Heute steckt der effzeh zwar nicht in einer vergleichbar temporär akuten Krise, die den Tag seiner Abschiedsverkündung zum Unding macht, dennoch ist es mehr als fragwürdig, in der momentanen Phase, in der die Wunden vom verpassten Aufstieg geleckt und die Blicke in die Zukunft und die Gestaltung des Kaders gerichtet werden, nach nur einem Jahr das zwar nicht sinkende, aber eben auch nicht präzise in ruhigere Gewässer fahrende Schiff zu verlassen.

Dabei geht es weniger um die Frage, ob der Abgang des Trainers in Punkto Entwicklung der Mannschaft und einer Spielidee tatsächlich ein herber Verlust sein wird. Es geht vielmehr um den Anstand, das Umfeld und den Verein nicht an der Nase herumzuführen. Von der Zukunft zu fabulieren, in der man brutal angreifen werde, dabei den Boulevard zu umschwänzeln, sich volksnah und voll identifiziert zu geben, um dann das Weite zu suchen, wenn es einem gerade in den Kram passt.

Über die Gründe des scheidenden Trainers zu spekulieren, ist müßig. Es könnte ein Angebot von Werder vorliegen, es könnte der Frust sein, die Mannschaft nicht in den entscheidenden Spielen entsprechend fokussiert bekommen zu haben. Aber in Zeiten, in denen ein Verein versucht, Konstanz, Ruhe und Sachlichkeit als neue Tugenden zu entwickeln und bei dem der Trainer eben eine wichtige Rolle spielt, eben diese Elemente mit Leben zu wecken, ist ein solcher Schritt zu einem solchen Zeitpunkt vor allem dann eine Frechheit, wenn eben dieser Trainer bis dahin oscarreif Leidenschaft für das Projekt „Neuaufbau 1. FC Köln“ vorgaukelte.

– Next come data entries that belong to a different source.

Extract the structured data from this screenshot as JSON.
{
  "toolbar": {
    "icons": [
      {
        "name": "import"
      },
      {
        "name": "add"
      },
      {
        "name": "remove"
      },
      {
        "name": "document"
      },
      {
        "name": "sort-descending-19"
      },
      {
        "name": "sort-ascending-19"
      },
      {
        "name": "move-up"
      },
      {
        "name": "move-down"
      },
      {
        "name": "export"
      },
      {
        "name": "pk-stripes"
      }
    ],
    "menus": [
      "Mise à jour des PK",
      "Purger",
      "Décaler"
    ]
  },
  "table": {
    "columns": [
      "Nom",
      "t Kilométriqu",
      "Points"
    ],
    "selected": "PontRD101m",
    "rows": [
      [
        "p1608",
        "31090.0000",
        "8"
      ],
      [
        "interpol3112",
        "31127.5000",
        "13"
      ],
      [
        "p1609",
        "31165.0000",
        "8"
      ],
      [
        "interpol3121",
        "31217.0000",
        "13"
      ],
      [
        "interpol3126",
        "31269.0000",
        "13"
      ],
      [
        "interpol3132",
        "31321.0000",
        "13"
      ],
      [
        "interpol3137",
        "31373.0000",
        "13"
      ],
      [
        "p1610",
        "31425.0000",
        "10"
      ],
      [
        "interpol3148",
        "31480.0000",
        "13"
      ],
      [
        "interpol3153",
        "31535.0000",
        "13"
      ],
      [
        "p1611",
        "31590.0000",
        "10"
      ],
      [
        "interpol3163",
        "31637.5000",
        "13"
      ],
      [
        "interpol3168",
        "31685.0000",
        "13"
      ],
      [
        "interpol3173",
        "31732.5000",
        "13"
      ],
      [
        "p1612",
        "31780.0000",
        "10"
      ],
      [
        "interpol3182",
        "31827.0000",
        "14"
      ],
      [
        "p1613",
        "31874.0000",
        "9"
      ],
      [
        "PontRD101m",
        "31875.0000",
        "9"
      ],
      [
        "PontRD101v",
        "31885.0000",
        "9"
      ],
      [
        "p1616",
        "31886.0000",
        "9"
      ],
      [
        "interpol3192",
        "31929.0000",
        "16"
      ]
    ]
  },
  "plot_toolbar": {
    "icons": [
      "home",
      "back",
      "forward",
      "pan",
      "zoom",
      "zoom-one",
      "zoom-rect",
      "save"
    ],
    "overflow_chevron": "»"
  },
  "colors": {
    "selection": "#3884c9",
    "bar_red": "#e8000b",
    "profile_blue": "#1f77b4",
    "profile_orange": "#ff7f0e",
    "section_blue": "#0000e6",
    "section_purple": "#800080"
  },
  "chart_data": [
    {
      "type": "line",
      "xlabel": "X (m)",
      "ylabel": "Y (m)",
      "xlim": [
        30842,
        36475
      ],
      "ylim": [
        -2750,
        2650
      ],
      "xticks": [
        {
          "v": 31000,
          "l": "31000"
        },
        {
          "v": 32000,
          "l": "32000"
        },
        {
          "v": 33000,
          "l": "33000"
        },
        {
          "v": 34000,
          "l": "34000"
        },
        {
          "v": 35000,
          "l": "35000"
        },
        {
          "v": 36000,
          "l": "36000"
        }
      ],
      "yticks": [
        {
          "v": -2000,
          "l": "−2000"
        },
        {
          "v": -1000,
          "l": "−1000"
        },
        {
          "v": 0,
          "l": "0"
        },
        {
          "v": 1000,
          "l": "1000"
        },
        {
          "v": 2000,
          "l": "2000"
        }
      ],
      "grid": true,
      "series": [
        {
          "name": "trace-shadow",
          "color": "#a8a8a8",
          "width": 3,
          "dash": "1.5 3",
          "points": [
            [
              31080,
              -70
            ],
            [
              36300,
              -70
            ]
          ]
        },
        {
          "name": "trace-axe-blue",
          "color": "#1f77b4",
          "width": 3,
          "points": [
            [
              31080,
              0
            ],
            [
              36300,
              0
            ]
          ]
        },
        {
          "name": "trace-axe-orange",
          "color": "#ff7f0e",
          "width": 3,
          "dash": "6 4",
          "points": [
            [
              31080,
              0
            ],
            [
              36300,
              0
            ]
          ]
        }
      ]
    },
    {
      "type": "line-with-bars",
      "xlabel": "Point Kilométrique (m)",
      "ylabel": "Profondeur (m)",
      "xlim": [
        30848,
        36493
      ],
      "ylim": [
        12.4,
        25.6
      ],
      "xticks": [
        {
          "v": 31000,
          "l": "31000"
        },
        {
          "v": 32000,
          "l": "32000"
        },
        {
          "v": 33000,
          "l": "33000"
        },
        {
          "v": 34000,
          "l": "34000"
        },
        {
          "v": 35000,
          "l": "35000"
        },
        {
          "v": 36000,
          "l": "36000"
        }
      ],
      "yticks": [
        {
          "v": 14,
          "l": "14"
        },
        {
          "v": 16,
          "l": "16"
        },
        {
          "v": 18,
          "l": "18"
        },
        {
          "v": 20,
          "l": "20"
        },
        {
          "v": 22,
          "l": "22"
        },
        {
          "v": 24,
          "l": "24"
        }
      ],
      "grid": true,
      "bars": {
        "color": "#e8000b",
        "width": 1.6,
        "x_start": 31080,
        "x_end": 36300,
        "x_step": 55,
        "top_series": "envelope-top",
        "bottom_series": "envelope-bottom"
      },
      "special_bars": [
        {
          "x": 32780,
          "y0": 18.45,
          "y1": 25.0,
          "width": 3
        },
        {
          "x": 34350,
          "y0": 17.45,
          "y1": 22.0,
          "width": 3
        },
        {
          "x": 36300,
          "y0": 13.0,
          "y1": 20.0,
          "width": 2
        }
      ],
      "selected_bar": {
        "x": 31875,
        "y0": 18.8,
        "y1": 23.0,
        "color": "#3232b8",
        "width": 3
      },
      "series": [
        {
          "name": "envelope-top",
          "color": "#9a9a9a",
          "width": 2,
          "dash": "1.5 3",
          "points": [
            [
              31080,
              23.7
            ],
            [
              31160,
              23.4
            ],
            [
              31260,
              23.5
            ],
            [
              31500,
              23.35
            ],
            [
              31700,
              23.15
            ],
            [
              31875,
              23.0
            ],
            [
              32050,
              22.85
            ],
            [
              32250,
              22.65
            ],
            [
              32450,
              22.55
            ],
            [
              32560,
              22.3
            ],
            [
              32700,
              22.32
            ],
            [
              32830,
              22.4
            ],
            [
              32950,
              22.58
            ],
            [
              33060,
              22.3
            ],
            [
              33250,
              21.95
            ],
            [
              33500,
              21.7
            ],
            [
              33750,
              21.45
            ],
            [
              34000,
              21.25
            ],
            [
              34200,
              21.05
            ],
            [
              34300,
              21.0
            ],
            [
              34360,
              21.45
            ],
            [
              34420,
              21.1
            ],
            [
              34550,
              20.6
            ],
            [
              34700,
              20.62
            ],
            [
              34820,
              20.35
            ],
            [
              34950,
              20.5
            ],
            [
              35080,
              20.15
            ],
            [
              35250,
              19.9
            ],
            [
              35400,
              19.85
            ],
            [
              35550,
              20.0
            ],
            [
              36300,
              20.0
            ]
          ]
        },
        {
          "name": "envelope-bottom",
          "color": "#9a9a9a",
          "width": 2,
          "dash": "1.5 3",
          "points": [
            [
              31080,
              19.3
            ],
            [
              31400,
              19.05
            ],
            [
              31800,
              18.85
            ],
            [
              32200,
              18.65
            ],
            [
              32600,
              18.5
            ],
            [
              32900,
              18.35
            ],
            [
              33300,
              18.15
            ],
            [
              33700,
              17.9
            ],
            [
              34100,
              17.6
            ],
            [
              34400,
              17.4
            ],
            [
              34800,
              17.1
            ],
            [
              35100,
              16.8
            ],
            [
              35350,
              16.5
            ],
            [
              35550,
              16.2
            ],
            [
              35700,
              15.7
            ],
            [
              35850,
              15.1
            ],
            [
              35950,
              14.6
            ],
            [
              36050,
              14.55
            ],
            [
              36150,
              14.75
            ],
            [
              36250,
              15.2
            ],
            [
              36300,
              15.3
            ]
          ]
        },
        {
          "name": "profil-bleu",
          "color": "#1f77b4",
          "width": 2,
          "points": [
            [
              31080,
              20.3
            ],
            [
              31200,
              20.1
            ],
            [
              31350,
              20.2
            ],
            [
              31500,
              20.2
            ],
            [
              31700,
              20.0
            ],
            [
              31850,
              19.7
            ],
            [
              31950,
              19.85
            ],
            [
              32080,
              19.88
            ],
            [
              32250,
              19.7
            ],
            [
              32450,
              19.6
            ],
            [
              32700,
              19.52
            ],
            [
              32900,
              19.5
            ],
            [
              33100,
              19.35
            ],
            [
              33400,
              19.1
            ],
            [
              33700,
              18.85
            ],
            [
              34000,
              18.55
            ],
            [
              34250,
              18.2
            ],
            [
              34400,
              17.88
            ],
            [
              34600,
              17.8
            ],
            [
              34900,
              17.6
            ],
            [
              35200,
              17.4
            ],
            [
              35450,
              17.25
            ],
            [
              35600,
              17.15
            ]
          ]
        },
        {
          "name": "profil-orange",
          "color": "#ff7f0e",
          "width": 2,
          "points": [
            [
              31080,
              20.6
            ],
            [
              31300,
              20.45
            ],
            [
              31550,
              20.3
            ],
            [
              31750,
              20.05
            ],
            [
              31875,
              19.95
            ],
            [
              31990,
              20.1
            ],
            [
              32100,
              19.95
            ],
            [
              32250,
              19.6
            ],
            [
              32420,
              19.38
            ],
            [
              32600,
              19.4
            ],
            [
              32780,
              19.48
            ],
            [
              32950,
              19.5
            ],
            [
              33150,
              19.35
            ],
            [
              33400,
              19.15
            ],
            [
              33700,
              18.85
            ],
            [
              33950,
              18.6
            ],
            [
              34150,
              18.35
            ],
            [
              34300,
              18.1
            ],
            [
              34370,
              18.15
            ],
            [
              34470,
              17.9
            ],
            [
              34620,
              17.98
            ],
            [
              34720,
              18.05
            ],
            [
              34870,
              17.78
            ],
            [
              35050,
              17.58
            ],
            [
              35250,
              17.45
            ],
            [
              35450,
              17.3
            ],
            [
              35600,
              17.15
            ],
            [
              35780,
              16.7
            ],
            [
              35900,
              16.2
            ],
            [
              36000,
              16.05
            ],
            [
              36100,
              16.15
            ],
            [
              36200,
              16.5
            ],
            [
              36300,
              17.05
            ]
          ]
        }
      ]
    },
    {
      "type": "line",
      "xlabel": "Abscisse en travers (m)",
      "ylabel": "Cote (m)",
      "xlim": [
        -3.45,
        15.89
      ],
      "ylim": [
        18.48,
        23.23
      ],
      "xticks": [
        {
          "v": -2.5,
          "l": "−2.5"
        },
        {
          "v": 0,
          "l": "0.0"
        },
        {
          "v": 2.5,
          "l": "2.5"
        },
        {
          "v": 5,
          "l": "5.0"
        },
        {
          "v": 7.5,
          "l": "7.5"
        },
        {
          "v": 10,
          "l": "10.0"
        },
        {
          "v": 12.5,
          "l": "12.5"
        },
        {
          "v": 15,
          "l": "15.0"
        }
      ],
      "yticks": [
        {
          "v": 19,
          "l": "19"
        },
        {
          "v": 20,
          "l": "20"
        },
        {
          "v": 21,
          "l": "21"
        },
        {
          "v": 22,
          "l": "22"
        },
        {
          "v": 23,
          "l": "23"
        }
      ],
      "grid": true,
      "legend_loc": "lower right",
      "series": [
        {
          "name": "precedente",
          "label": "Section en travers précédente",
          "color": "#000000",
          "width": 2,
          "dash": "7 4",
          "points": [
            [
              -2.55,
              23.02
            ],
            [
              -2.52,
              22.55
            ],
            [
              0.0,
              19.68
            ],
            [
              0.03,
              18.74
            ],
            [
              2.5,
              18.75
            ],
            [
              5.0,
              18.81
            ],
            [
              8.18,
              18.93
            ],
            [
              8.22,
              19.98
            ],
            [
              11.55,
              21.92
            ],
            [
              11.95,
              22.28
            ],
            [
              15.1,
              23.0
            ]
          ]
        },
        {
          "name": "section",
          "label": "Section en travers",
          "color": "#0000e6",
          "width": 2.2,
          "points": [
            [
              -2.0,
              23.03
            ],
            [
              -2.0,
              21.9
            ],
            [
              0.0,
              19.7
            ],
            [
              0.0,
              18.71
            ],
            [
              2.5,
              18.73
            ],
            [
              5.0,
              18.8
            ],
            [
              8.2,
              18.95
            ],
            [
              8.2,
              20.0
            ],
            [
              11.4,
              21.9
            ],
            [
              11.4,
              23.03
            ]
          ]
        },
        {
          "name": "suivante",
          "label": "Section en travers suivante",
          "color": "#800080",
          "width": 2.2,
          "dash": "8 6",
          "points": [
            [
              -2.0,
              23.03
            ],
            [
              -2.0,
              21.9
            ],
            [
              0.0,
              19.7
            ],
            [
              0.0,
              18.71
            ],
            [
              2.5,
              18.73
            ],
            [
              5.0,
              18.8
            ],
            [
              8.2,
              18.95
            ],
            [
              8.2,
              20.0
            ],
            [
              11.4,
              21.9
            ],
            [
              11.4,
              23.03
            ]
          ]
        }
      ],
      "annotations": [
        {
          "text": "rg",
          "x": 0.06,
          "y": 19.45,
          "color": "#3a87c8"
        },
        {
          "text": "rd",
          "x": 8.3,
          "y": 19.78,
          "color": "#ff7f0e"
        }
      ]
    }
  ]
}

Eines ist jedoch klar: An Stanislawski wird man sich an den Kölschen Stammtischen in einigen Jahren nur noch spärlich erinnern. Der Geißbock auf der Brust, der wird bleiben. Bei allen Menschen, die etwas Faszinierendes in dem Verein erkennen, tatsächlich mit ihm durch dick und durch dünn gehen (wollen). Stani hat all das offenbar nicht im Club gesehen. Das ist schade. Allerdings für ihn.